-53. Bölüm-
53'e gelmişiz bile ve ne zaman final olucağına dair en ufak bi fikrim yok benim ahahha Bonjour Bitch sonsuz falan mısın bro nedir yani kdmfldkf
Neyse, lütfen aktif olmayı ihmal etmeyelim çünkü neden olmasın, ve yine çünkü biricik yazarınızın yüzü falan gülmesin mi hııı 🤭🤭
Öpüyorum sizi, bu sefer keyifli okumalar demeyeceğim, onun yerine daha güzel ve bölüme cuk bir son iletim var size tam da şu an 😏↙️
AFİYET OLSUN YOROBUN!!🍷🍷🍷
***
Amsterdam'dan birkaç gün önce Jeon ve Sayko sevgilisiyle birlikte geri dönen Park, orda yalnız kalmak istemeyerek bir süreliğine Kore'nin en iyi dil akademisinde devam etme kararı aldığı için, artık evindeydi.
Ve birkaç saniyedir elindeki Vip davetiyeye mıhlanan gözleriyle onlarca düşünceye dalmıştı şimdi.

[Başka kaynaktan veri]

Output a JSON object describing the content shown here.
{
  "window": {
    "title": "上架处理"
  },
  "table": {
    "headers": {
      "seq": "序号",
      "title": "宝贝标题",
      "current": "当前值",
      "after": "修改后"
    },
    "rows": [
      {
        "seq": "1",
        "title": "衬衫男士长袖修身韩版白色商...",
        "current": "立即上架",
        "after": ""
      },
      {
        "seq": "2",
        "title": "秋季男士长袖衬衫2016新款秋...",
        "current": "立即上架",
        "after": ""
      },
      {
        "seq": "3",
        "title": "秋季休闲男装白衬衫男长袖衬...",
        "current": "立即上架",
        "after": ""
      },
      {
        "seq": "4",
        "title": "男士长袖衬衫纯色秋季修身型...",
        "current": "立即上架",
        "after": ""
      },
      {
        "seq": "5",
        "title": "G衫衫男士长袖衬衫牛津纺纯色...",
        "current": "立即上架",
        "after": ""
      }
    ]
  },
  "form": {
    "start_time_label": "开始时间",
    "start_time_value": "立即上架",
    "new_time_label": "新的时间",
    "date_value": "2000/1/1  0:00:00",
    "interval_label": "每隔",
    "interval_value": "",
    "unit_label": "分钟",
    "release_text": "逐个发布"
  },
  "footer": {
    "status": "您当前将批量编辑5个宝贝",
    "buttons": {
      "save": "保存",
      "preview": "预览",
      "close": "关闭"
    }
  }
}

O sırada aklından bir sürü senaryo geçiyordu.
Evet heyecanlıydı, ama onu neyin beklediğine dair daha çok merak duygusunu hissediyor gibiydi. Şu anki durumu düşündü. Namu...

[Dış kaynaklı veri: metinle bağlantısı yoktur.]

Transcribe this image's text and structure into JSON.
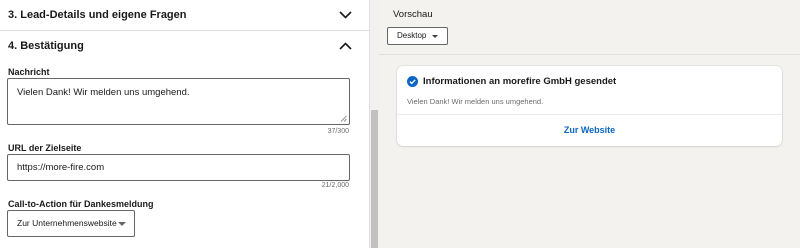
{
  "form": {
    "section3": {
      "title": "3.  Lead-Details und eigene Fragen",
      "chevron": "chevron-down-icon"
    },
    "section4": {
      "title": "4.  Bestätigung",
      "chevron": "chevron-up-icon"
    },
    "message": {
      "label": "Nachricht",
      "value": "Vielen Dank! Wir melden uns umgehend.",
      "counter": "37/300"
    },
    "url": {
      "label": "URL der Zielseite",
      "value": "https://more-fire.com",
      "counter": "21/2,000"
    },
    "cta": {
      "label": "Call-to-Action für Dankesmeldung",
      "value": "Zur Unternehmenswebsite"
    }
  },
  "preview": {
    "title": "Vorschau",
    "device": "Desktop",
    "card": {
      "icon": "check-circle-icon",
      "title": "Informationen an morefire GmbH gesendet",
      "message": "Vielen Dank! Wir melden uns umgehend.",
      "link": "Zur Website"
    }
  },
  "colors": {
    "accent": "#0a66c2",
    "background": "#f3f2ef",
    "panel": "#ffffff"
  }
}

Kim Namjoon'la sadece sex partnerleri olmaktan çok, aslında ortak zevkleri olan, benzer ilgi alanlarıyla vakit geçirmeyi seven iki tutkulu sapyo ilişkileri vardı. Müzelere gittikleri, sanat galerilerinin altını üstüne getirdikleri türden hep bir aktivite dolu kaliteli bir birliktelik yaşamışlardır.

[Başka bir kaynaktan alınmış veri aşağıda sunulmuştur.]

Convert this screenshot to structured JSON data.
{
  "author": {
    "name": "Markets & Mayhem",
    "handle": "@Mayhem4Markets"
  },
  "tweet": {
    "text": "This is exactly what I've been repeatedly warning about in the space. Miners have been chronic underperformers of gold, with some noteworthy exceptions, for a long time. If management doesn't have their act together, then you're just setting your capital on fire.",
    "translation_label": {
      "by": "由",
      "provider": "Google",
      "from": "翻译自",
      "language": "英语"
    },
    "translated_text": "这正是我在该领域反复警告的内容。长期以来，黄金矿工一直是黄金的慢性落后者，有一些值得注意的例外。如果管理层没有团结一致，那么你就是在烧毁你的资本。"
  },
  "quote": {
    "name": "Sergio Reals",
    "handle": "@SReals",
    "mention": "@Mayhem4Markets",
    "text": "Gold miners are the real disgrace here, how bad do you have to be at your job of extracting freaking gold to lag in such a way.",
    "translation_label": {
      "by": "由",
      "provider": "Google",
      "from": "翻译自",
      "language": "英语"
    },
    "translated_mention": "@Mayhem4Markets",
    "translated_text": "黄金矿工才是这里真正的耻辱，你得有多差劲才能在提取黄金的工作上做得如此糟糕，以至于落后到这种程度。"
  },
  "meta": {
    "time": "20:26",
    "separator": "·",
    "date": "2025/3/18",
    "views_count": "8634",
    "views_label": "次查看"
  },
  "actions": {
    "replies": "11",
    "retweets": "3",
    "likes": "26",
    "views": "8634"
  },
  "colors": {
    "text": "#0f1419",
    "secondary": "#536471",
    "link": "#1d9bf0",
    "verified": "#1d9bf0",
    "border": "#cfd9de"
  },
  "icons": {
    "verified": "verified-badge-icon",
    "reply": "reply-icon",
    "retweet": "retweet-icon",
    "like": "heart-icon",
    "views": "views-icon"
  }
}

Onların olduğu şeyin spesifik bir ismi yoktu, ki bu, iki tarafın da ortak isteğiydi.
Dolayısıyla ikisi de hoş bir mesafeli ilişkiyi yürütürken, gereksiz kıskanclık ve onlara aptal duygular olarak gelen bağımlılığa bulaşmadan, birbirlerini darlamadıkları o isimsiz şekliyle akışına gidiyorlardı. İkisinin de beklentileri birbirlerini kalıplara sokmaktan uzak, ortak zevklerin paylaşıldığı saygı duyulası bir oluşumdan ibaretti.
Sonra ise hesapta olmayan bir gelişme cerayan etti ansızın. Kim Seok Jin... Onu ilk önce Kim Holdinginin Ceo'su olarak yaptığı araştırmada görmüştü...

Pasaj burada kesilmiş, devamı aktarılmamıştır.